If you can tear yourself away from the shade of a palapa or a dip in the ocean, other highlights include Playa del Carmen’s pedestrianised 5th Avenue – 22 blocks of shops, restaurants, entertainment and nightlife – the extraordinary natural ecological parks of Xcaret and Xel-Há – think diverse marine life, cenotes and lagoons, rope swings and tranquil swimming caves – and day trips to both Chichen Itza and Tulum. You can try cave swimming at Rio Secreto just a few minutes outside of Playa del Carmen, hop on a ferry for the 45-minute ride over to the beautiful island of Cozumel and head to the tiny of Akumal to swim among the endangered green sea turtle.

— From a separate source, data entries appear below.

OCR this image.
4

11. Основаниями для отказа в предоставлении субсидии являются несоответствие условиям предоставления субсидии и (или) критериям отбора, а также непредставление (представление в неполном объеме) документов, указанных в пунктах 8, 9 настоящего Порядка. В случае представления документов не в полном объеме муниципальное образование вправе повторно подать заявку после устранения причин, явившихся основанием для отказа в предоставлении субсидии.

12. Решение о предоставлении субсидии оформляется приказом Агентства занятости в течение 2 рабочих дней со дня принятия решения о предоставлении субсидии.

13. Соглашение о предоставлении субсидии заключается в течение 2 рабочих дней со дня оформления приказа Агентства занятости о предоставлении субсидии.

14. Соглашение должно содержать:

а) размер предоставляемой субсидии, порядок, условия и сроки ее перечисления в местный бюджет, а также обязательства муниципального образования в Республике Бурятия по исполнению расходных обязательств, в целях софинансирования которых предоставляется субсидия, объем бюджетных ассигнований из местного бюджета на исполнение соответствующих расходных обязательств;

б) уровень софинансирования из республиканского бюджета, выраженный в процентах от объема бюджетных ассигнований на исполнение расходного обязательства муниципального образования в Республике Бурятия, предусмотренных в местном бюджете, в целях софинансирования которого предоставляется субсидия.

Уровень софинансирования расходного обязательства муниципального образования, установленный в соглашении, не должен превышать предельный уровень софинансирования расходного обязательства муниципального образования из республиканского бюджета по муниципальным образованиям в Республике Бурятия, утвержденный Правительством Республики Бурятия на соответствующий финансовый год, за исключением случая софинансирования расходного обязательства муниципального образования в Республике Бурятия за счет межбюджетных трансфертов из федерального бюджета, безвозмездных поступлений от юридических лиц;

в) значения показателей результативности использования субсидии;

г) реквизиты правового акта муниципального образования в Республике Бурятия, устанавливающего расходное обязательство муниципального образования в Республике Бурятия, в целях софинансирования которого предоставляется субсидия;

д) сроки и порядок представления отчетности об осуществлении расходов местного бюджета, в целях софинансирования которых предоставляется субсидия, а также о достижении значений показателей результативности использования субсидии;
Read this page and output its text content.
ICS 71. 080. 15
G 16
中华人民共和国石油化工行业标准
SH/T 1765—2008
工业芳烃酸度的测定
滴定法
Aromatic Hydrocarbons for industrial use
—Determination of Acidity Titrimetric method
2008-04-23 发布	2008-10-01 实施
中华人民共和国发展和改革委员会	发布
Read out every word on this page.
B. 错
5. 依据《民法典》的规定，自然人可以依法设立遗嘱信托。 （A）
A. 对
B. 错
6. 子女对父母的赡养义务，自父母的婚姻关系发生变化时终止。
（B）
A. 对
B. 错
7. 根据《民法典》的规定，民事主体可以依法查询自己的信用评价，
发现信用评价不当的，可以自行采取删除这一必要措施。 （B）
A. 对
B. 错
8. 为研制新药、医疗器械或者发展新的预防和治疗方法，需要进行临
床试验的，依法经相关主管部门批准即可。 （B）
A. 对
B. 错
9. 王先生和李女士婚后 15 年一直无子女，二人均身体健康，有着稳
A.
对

Where is the Mayan Riviera and Playa del Carmen?
Playa del Carmen is located in the Mayan Riviera on the Yucatan Peninsula. Running south of Cancun all the way to Tulum, the Mayan Riviera is on the Caribbean coastline in the state of Quintana Roo.
Pick up calaveras (Mexican decorative Day of the Dead skulls), designer swimwear and colourful sombreros. Along Fifth Avenue – which runs for 22 blocks parallel to the beach – you’ll find lots of shops, and slightly further afield you’ll find glitzy shopping malls (La Isla Shopping Village and Quinta Alegria) selling luxury brands. In towns such as Tulum and Akumal you’ll uncover unique local treasures such as cloth paintings and wood carvings.
Food and drink
Expect achiote, citrus, chilli and smoke but don’t worry, not all Mexican food is as spicy as you think. Just make sure to look out for the habanero (very hot chilli)! Yucatan food is seasoned and flavoured with marinades and citrus juices, and spices such as oregano, coriander and garlic. Meats are cooked to perfection on a pib (fire pit of hot stones and coals), seafood and fresh fish feature heavily and ceviche is a favourite. Don’t forget to try chilaquiles (fried tortilla strips in salsa) for breakfast and look out throughout the day for the colourful agua fresca, tamales and bread bicycles that stop along the Mayan Riviera selling sweet and sugary breads, hand-wrapped tamales and fresh mango and hibiscus water.
GMT -6 hours
11½ hours to Cancun
Tipping is a way of life in Mexico. Hotels and restaurants usually add 15% to the bill. If they don’t, tip 10-15%. Tip porters about 1US$ per suitcase, and tip hotel maids(further guidance will be given in resort).
Casual dress is usually appropriate. Swimsuits mustn't be worn away from the pool or beach, and flashy or suggestive clothing is inappropriate in smaller resorts and inland cities.